London Through a Looking Glass: A Straightened Thames
18th Century merchants using the Pool of London (the stretch of the Thames between London Bridge and Limehouse) faced several problems, the most notable being how crowded the river was with ships moored at (or waiting to moor at) the various quays, and the time it took to navigate the meander of the river around the Isle of Dogs to the east. Architect William Reveley proposed an ambitious scheme which he believed would solve both of these issues: straighten the Thames.
Reveley presented four different plans, each of which would create a more direct route between the Woolwich Reach and the Pool of London, and also turn the bends of the river into giant docks. An extra effect of the plans was that the straightened waterway would create a better outflow for the sewage-polluted waters of the Thames.
Plan No. 1 would have seen a channel across the top of the Isle of Dogs, with the tips of both the Rotherhithe and Greenwich peninsulas also cut away. The southern bend of the river, sealed by locks, would have become Greenwich Dock.
Plan No. 2 showed a more diagonal channel across the Isle of Dogs, and another to the east, creating a small North Greenwich Island, and an additional Blackwall Dock.
Plan No.3 was perhaps the most audacious, and is the one most often cited when the subject of the straightened Thames proposals are brought up. This would have had three channels, two like those from Plan No. 2, with the third running through Rotherhithe and creating Ratcliff dock.
Plan No. 4 was the most different, showing two channels cutting off large parts of Greenwich and Rotherhithe, with only a small canal (if required) running across the top of the Isle of Dog. This proposal would have resulted in larger Ratcliff and Blackwall Docks than the previous plans.

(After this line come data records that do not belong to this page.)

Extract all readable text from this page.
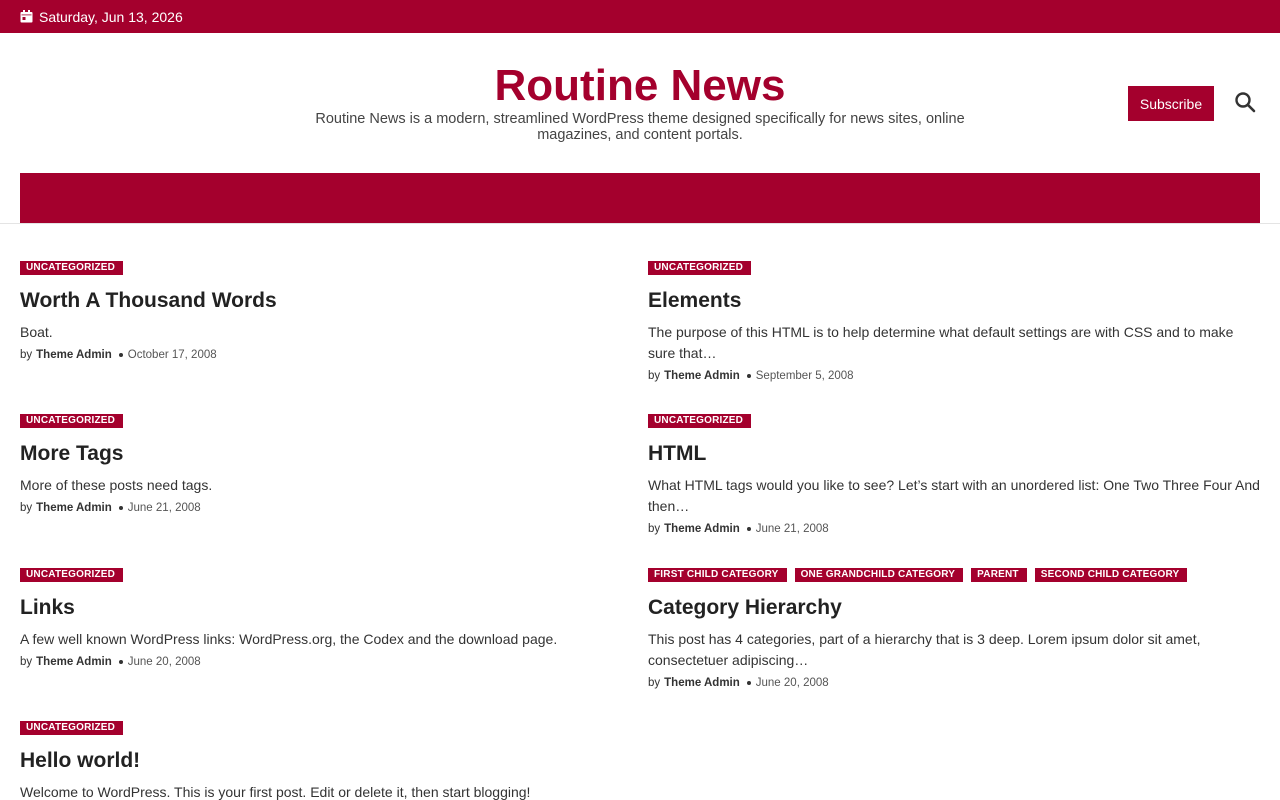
Saturday, Jun 13, 2026
Routine News
Routine News is a modern, streamlined WordPress theme designed specifically for news sites, online magazines, and content portals.
Subscribe
UNCATEGORIZED
Worth A Thousand Words
Boat.
by Theme Admin October 17, 2008
UNCATEGORIZED
Elements
The purpose of this HTML is to help determine what default settings are with CSS and to make sure that…
by Theme Admin September 5, 2008
UNCATEGORIZED
More Tags
More of these posts need tags.
by Theme Admin June 21, 2008
UNCATEGORIZED
HTML
What HTML tags would you like to see? Let’s start with an unordered list: One Two Three Four And then…
by Theme Admin June 21, 2008
UNCATEGORIZED
Links
A few well known WordPress links: WordPress.org, the Codex and the download page.
by Theme Admin June 20, 2008
FIRST CHILD CATEGORY	ONE GRANDCHILD CATEGORY	PARENT	SECOND CHILD CATEGORY
Category Hierarchy
This post has 4 categories, part of a hierarchy that is 3 deep. Lorem ipsum dolor sit amet, consectetuer adipiscing…
by Theme Admin June 20, 2008
UNCATEGORIZED
Hello world!
Welcome to WordPress. This is your first post. Edit or delete it, then start blogging!
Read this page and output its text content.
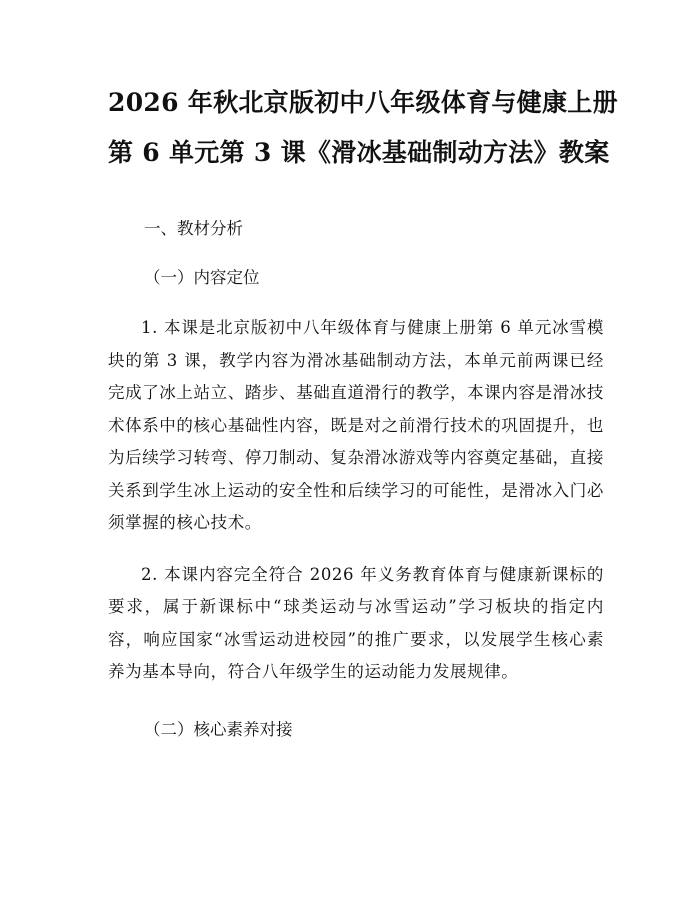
2026 年秋北京版初中八年级体育与健康上册
第 6 单元第 3 课《滑冰基础制动方法》教案

一、教材分析

（一）内容定位

1. 本课是北京版初中八年级体育与健康上册第 6 单元冰雪模块的第 3 课，教学内容为滑冰基础制动方法，本单元前两课已经完成了冰上站立、踏步、基础直道滑行的教学，本课内容是滑冰技术体系中的核心基础性内容，既是对之前滑行技术的巩固提升，也为后续学习转弯、停刀制动、复杂滑冰游戏等内容奠定基础，直接关系到学生冰上运动的安全性和后续学习的可能性，是滑冰入门必须掌握的核心技术。

2. 本课内容完全符合 2026 年义务教育体育与健康新课标的要求，属于新课标中“球类运动与冰雪运动”学习板块的指定内容，响应国家“冰雪运动进校园”的推广要求，以发展学生核心素养为基本导向，符合八年级学生的运动能力发展规律。

（二）核心素养对接
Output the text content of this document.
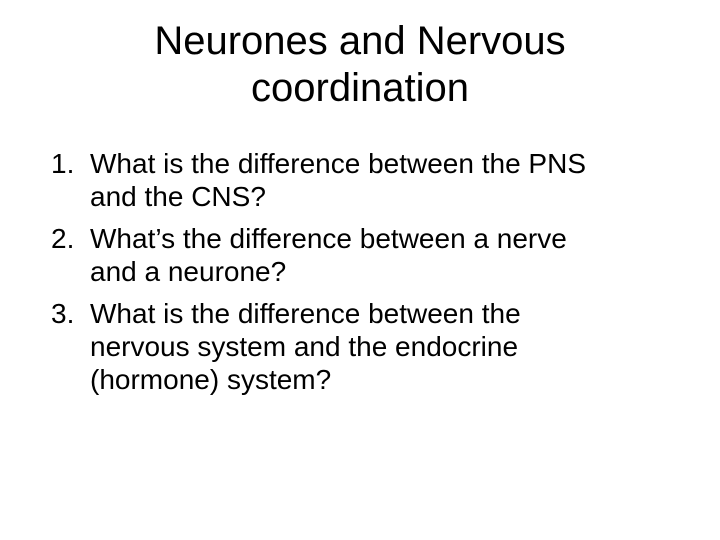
Neurones and Nervous
coordination
1. What is the difference between the PNS
and the CNS?
2. What’s the difference between a nerve
and a neurone?
3. What is the difference between the
nervous system and the endocrine
(hormone) system?
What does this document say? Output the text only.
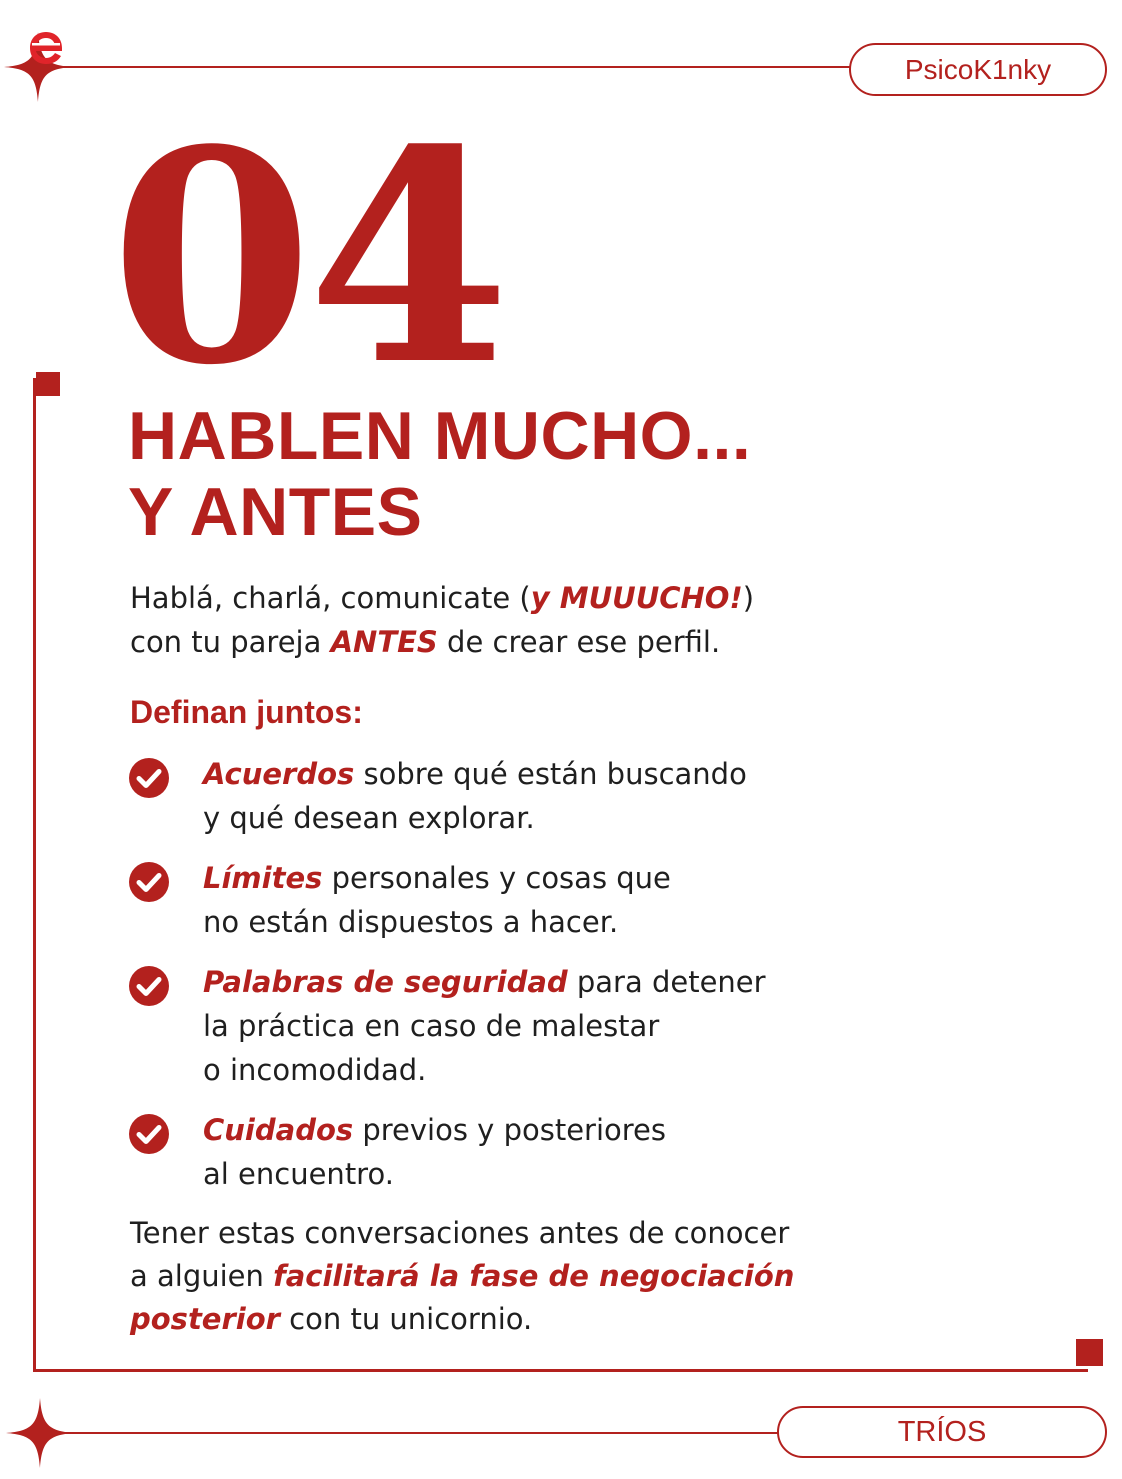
PsicoK1nky
04
HABLEN MUCHO...
Y ANTES

Hablá, charlá, comunicate (y MUUUCHO!)
con tu pareja ANTES de crear ese perfil.

Definan juntos:
Acuerdos sobre qué están buscando
y qué desean explorar.
Límites personales y cosas que
no están dispuestos a hacer.
Palabras de seguridad para detener
la práctica en caso de malestar
o incomodidad.
Cuidados previos y posteriores
al encuentro.

Tener estas conversaciones antes de conocer
a alguien facilitará la fase de negociación
posterior con tu unicornio.

TRÍOS
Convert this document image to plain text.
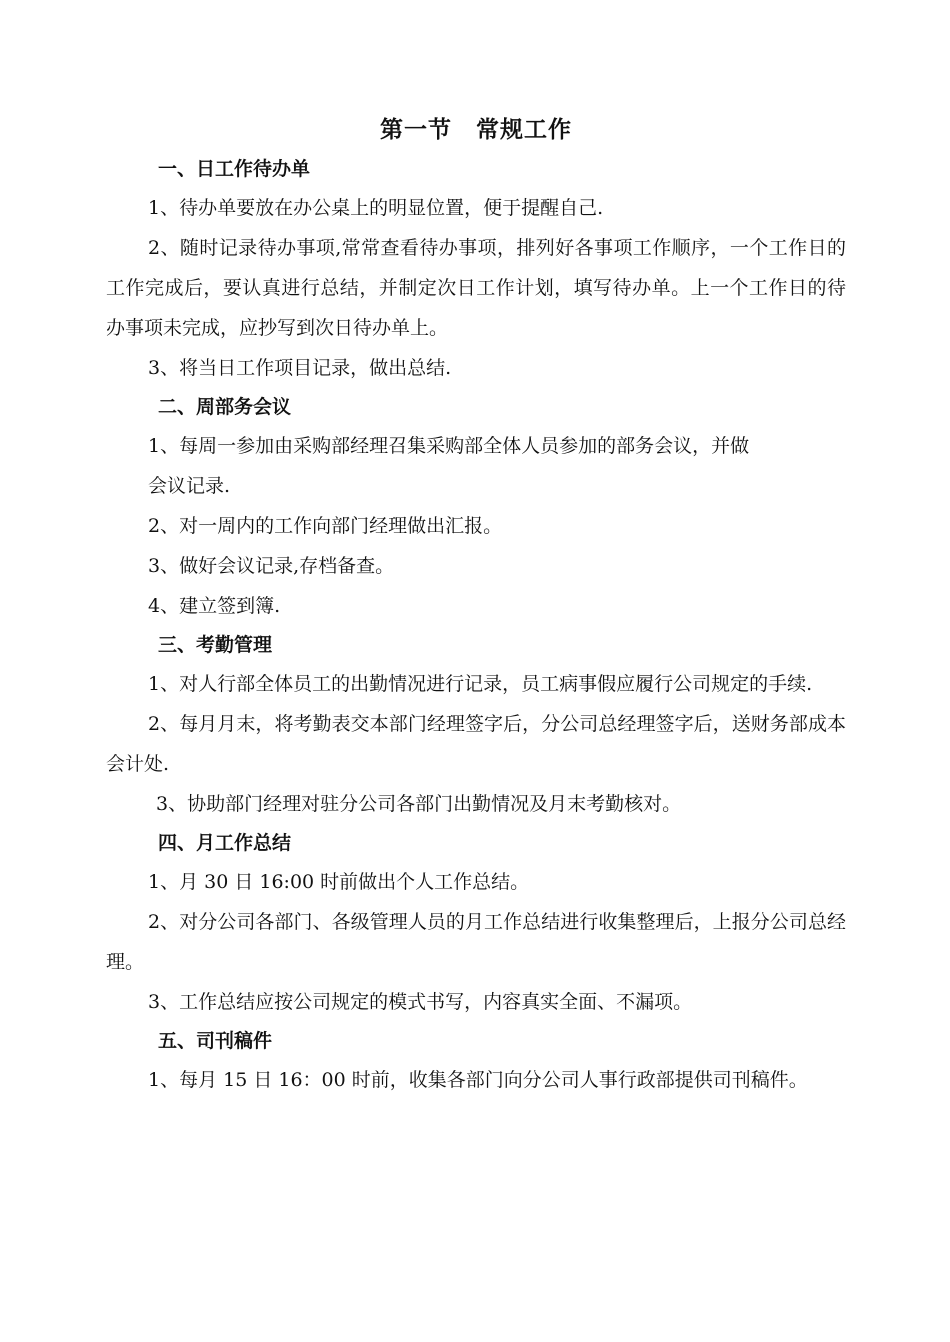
第一节　常规工作
一、日工作待办单

1、待办单要放在办公桌上的明显位置，便于提醒自己.

2、随时记录待办事项,常常查看待办事项，排列好各事项工作顺序，一个工作日的工作完成后，要认真进行总结，并制定次日工作计划，填写待办单。上一个工作日的待办事项未完成，应抄写到次日待办单上。

3、将当日工作项目记录，做出总结.

二、周部务会议

1、每周一参加由采购部经理召集采购部全体人员参加的部务会议，并做

会议记录.

2、对一周内的工作向部门经理做出汇报。

3、做好会议记录,存档备查。

4、建立签到簿.

三、考勤管理

1、对人行部全体员工的出勤情况进行记录，员工病事假应履行公司规定的手续.

2、每月月末，将考勤表交本部门经理签字后，分公司总经理签字后，送财务部成本会计处.

3、协助部门经理对驻分公司各部门出勤情况及月末考勤核对。

四、月工作总结

1、月 30 日 16:00 时前做出个人工作总结。

2、对分公司各部门、各级管理人员的月工作总结进行收集整理后，上报分公司总经理。

3、工作总结应按公司规定的模式书写，内容真实全面、不漏项。

五、司刊稿件

1、每月 15 日 16：00 时前，收集各部门向分公司人事行政部提供司刊稿件。
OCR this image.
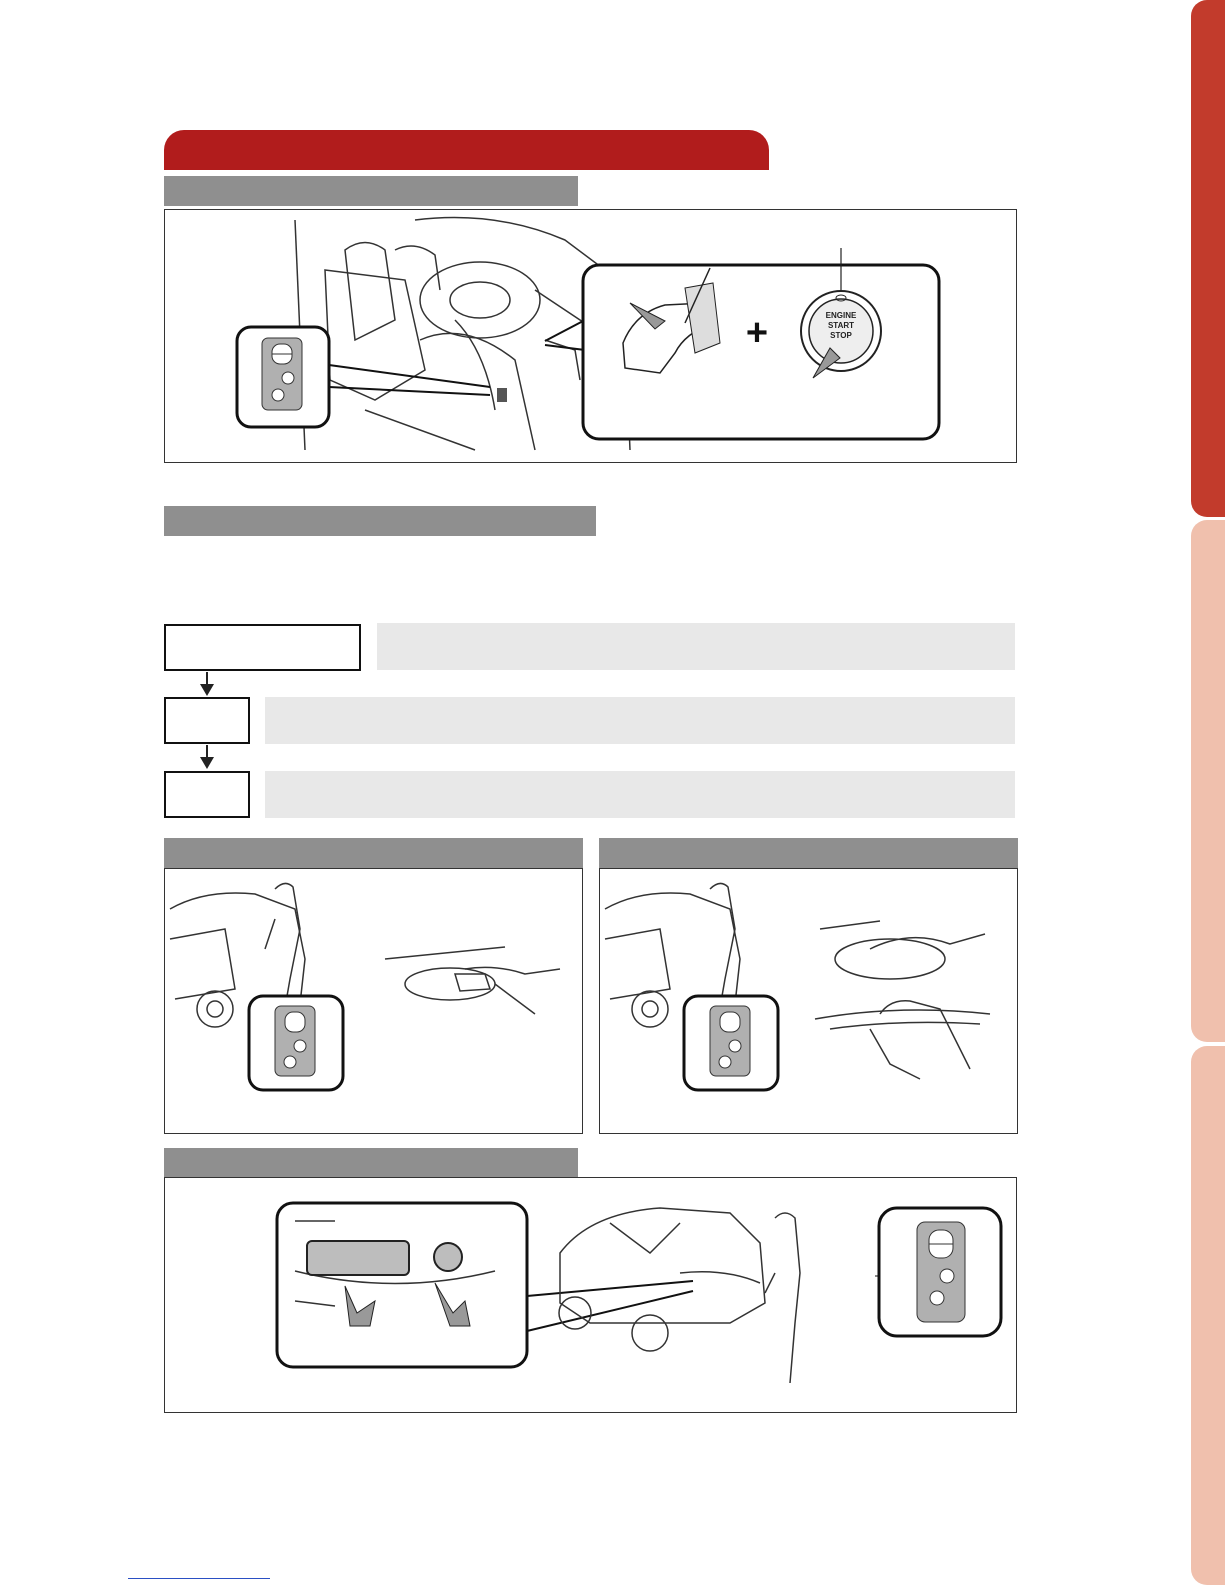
ENGINE
START
STOP
+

Reveley’s scheme did not come to pass – partly due to its sheer scale, and also due to opposition from the City of London and West India merchants, who did not want to lose trade at their existing warehouses to the proposed newer, bigger docks. A few years after Reveley’s plans, the City Canal would be dug across the top of the Isle of Dogs – and eventually form part of the network of bigger docks in East London.